Keeping opiate addicts alive is difficult enough, but effects of long-term drug use, especially when opiates have been mixed over years with hallucinogens, uppers, and downers of every type, mean the personality and mental functioning of this addict are destroyed or so severely damaged that the simplest of daily tasks become nearly impossible to accomplish.
Life for the addict has become a cycle of incarceration, hospitalization, and periods of living nearly independently, provided there are adequate public services and family support. In the mix, while the addict and support systems are teetering on the edge of disaster, have come the Northampton Police. They have become involved twice to help when the addict’s behavior overwhelmed the strength my friend could muster to meet the need.
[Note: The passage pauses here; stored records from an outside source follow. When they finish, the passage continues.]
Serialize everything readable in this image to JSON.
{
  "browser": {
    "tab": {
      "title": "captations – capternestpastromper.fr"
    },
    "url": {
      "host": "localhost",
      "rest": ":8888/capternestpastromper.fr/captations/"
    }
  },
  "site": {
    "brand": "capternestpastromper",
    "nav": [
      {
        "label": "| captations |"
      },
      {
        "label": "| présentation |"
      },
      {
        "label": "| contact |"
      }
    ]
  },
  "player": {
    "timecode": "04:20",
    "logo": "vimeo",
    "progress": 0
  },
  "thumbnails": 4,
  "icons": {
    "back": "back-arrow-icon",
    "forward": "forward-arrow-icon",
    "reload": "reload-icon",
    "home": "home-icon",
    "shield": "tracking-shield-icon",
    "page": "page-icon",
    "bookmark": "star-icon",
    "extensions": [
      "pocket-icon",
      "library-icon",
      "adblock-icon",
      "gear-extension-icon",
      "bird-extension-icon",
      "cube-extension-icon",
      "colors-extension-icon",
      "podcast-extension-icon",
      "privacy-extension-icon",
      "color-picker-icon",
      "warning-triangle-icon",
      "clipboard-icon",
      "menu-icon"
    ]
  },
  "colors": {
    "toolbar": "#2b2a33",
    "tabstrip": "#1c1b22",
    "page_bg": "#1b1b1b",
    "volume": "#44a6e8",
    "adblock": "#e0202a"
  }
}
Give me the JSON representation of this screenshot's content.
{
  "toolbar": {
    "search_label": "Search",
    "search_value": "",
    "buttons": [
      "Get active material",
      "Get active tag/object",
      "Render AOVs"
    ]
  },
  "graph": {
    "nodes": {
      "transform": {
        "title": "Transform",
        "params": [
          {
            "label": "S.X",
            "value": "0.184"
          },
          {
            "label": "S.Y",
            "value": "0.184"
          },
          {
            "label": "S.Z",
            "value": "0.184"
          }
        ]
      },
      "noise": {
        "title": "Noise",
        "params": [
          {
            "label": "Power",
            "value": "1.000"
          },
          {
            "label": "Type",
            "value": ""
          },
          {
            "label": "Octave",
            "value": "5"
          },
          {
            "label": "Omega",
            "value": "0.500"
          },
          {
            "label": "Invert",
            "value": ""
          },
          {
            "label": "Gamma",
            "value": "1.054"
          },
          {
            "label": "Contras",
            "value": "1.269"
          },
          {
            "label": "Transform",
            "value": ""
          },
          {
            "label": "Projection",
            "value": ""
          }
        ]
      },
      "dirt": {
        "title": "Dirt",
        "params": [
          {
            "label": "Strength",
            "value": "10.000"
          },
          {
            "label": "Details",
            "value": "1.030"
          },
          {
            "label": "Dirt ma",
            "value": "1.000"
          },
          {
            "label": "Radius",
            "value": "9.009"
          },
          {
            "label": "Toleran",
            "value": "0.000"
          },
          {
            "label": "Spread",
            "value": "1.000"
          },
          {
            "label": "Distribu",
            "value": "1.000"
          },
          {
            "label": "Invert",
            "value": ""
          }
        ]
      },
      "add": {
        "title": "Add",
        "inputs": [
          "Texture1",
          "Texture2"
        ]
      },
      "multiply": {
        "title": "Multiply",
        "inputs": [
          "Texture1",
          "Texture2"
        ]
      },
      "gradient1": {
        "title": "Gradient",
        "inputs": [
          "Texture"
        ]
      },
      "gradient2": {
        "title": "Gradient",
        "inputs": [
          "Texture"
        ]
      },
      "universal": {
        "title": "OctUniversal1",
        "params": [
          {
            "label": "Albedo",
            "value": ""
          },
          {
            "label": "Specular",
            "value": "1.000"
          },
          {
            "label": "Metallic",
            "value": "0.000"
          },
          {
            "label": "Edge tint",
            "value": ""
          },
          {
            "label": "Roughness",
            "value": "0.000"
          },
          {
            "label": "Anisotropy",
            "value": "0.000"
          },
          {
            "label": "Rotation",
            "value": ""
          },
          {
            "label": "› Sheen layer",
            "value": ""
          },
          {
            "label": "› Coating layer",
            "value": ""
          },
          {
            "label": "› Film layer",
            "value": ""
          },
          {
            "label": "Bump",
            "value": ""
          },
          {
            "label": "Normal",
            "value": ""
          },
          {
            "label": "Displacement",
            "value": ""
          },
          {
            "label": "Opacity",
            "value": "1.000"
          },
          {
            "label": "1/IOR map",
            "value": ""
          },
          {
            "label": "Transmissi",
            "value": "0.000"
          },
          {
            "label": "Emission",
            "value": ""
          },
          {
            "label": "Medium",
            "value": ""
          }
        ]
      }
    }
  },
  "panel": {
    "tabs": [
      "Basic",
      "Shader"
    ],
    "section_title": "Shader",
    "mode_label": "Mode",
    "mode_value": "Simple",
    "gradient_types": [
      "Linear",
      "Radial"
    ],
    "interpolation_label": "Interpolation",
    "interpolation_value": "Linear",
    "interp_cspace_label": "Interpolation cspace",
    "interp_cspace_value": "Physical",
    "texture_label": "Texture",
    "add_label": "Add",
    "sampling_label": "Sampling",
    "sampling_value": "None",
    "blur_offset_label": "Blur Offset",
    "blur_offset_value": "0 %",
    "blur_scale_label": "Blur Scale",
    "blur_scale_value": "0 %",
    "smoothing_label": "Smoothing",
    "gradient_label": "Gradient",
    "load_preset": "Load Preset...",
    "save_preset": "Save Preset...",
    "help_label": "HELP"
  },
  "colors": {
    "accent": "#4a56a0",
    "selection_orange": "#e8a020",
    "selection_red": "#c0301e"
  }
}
The officers who responded were striking for their youth, professionalism, compassion and their extraordinary kindness and sensitivity. I know that this does not happen by accident. Someone made sure these young people were trained, oriented, and prepared for the terrible difficulty and delicacy of the situations they would face.
The Police Department as an institution has clearly made a commitment to seeing that its officers know the laws, the procedures and how to deal effectively with the people caught up in the miasma of drug-related destruction in order to provide whatever desperately needed help they can. As citizens of this community, we can be proud to be served by officers of such quality and thankful that somehow our community had the wisdom to provide them with the resources they need to do their jobs.
And, we should be even more thankful that these young people stepped forward, rising to the challenge of this most difficult work.